Comme en témoigne cette phrase de Béatrice, dont le témoignage a été recueilli dans le rapport d’Amnesty international, les conséquences des violences sexuelles ne s’arrêtent pas lorsque les armes se taisent. Elles laissent derrière elles des corps mutilés, des vies brisées et des sociétés désagrégées.
Les blessures physiques sont souvent irréversibles : infections, stérilité, mutilations, grossesses forcées. Mais les cicatrices les plus profondes sont psychologiques et sociales. Ces crimes détruisent le tissu social : ils provoquent la désagrégation des familles, la méfiance entre voisins, la fuite des hommes incapables de « protéger leurs familles ».
Les survivantes vivent dans la peur, la honte, la culpabilité, souvent rejetées par leur propre communauté, considérées comme « souillées » ou « complices » de l’ennemi. Cette stigmatisation, parfois plus destructrice que la violence elle-même, enferme des milliers de femmes dans le silence et la précarité.
Les conséquences de ces viols dépassent les victimes directes et touchent ceux qui n’auraient jamais dû être concernés : les enfants nés de la guerre. Ces enfants portent à leur tour les cicatrices du conflit. Souvent rejetés ou abandonnés, ils grandissent dans la honte, la pauvreté et le silence. Selon une étude de l’ONU Femmes, beaucoup vivent sans identité légale ni accès à l’école. Dans l’est de la RDC, la Fondation Panzi et d’autres ONG alertent sur le nombre croissant de ces enfants, marqués dès la naissance par la violence et l’exclusion.
Selon la résolution 2467 du Conseil de sécurité de l’ONU, « la violence sexuelle dans les conflits compromet durablement la paix et la sécurité, car elle détruit les fondements mêmes des sociétés ».
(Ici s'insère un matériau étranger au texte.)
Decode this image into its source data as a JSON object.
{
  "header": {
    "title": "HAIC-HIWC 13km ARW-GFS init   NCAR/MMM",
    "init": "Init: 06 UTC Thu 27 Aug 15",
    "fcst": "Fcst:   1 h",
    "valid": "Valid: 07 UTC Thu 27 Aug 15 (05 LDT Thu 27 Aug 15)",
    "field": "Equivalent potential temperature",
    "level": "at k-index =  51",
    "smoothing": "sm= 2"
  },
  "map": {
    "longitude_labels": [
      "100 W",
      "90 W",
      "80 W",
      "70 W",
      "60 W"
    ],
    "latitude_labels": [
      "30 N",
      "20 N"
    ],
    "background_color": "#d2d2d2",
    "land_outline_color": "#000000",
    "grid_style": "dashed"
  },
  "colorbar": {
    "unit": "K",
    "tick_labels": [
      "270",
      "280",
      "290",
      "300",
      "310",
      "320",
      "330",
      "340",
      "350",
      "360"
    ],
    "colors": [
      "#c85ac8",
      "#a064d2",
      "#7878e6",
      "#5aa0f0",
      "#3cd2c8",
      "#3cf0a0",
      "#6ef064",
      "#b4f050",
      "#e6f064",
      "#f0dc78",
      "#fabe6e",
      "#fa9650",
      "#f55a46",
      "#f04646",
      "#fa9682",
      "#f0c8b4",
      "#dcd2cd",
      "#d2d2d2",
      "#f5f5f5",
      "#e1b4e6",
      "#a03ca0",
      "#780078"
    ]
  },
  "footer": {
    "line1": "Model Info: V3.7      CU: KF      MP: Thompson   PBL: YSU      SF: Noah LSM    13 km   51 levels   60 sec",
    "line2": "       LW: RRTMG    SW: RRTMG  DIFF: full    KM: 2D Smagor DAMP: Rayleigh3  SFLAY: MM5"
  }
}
Sur le plan psychologique, comme le reconnaît le docteur Denis Mukwege et l’hôpital Panzi, la reconstruction passe par un long processus de soins médicaux, d’écoute et de réinsertion. Il ne s’agit pas seulement de guérir le corps, il faut également restaurer, dans la mesure du possible, la dignité perdue et rendre justice aux victimes. D’après l’ONU, ces séquelles menacent la reconstruction et la paix si les victimes ne sont pas reconnues et réparées.
En effet, la mémoire de ces violences est un enjeu politique et social majeur. Le silence ou l’impunité ne font que perpétuer le traumatisme collectif. À l’inverse, les politiques de reconnaissance, d’indemnisation et de justice restaurative peuvent devenir un levier de paix. Comme le rappelle le rapport de l’ONU sur les survivantes de violences sexuelles dans les conflits (2024), la lutte contre le viol de guerre n’est pas seulement une question de droits humains, c’est une condition de reconstruction nationale et de stabilité durable.
Au-delà du constat : une responsabilité collective
De la Bosnie au Kivu, le message reste le même : tant que le viol restera impuni, il sera utilisé comme arme stratégique de guerre. Les chiffres ne disent pas tout, mais ils rappellent l’urgence d’agir.